Thank you, Marc and can you talk a little bit about what the secret is going to be unlocking value around the Azaya acquisition? How active has BD been, what kind of inbound interest you're seeing and I know you've been focusing a lot on being manufacturing ready. So just give me an update on what your expenses in terms of timing for a potential partnership there?

Marc Hedrick

Analyst

Partnerships are always difficult to time and however with respect to the 0918 product and the 1123 also aside for a moment where there's a real market today we've already shown to our satisfaction that bioequivalent to the reference product we need to have a partner in place in Europe by the time that we hopefully have approval.
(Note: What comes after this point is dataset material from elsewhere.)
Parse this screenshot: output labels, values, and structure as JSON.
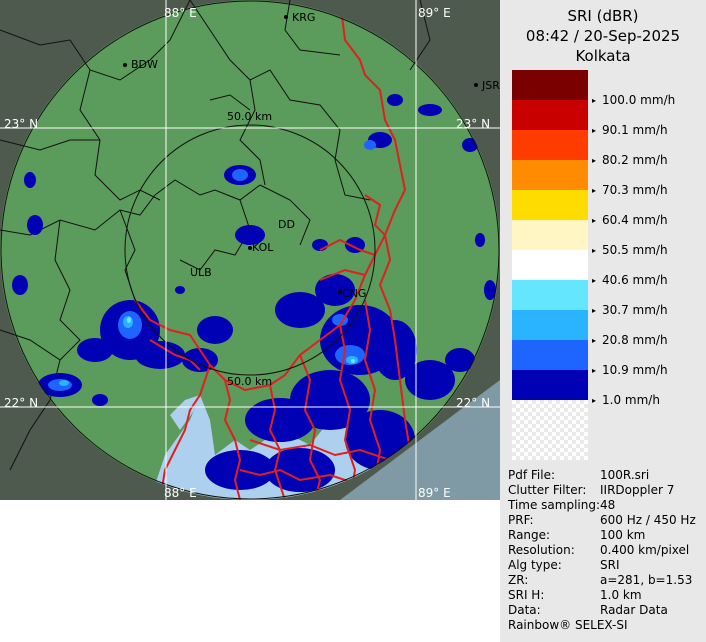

So that's a more systematic outreach but there's been inbound interest as well as there's been press coverage of the acquisition, but there are also some potential opportunities outside of Europe and the U.S. including China in particular, which is undergoing quite a change in terms of the CFDA related to similar products and we think there may be an opportunity there. And in the U.S. the U.S. is a little bit -- there is work to be done with the FDA because of the relatively recent change in the reference drug and J&J's product being off the market now back on and Sun Pharma is the reference drug but RLD is now Doxil which is J&J's product. So, we have some work to do with the FDA to better understand what the regulatory path is and I think that'll clarify the partnering situation in the U.S. as well. Under no circumstances are we planning on taking this direct. We will commercialize the partners and likely it will be regionally-based partners and it's as I mentioned, it's an area of focus.

Operator

Operator

And at this time, I'm showing no further audio questions. I'll now turn the call back to you Dr. Marc Hedrick.

Marc Hedrick

Analyst

Thank you, Ian. We actually have two email questions that I'll address. The first question is about the precise timing with respect to the readout on the STAR trial and can I be more specific about that other than Q3? And what I can tell you about the timing is that as I mentioned in the call, the 48-week was the last follow-up. It's approaching 88 patient was randomized in June 2016. So, you can do the math and if the patients are on time to their appointments and there has been strong patient commitment to the trial and follow-up as I mentioned before, then as we've gotten closer and closer to data readout, we've now the focus from Q3 down to early Q3. It could be before Q3 and it just depends on the mechanics of when that last patient comes in, how quickly we can clean the data, lock it, turn it and assess the statistical analysis. So, we're trying to be conservative with an early Q3 date, but our goal would be to have that data in our hands as fast as possible and then at that point we'll get it out. There's one more question, so the other question is that it's asking about Kerastem and their clinical trial and its related results. So, this question is about to remind those of you on the call we will back licensed the rights for alopecia to a private company called Kerastem. They have the worldwide rights to alopecia and in the fall of 2016, I believe we announced that they completed enrollment in a Phase 2 randomized four group double-blind trial here in the U.S. investigating early female and male pattern baldness. So that trial is fully enrolled. I think the target enrollment was 70 patients here…

Operator

Operator

Thank you. This does conclude today's conference call. Please disconnect your lines at this time and have a wonderful day.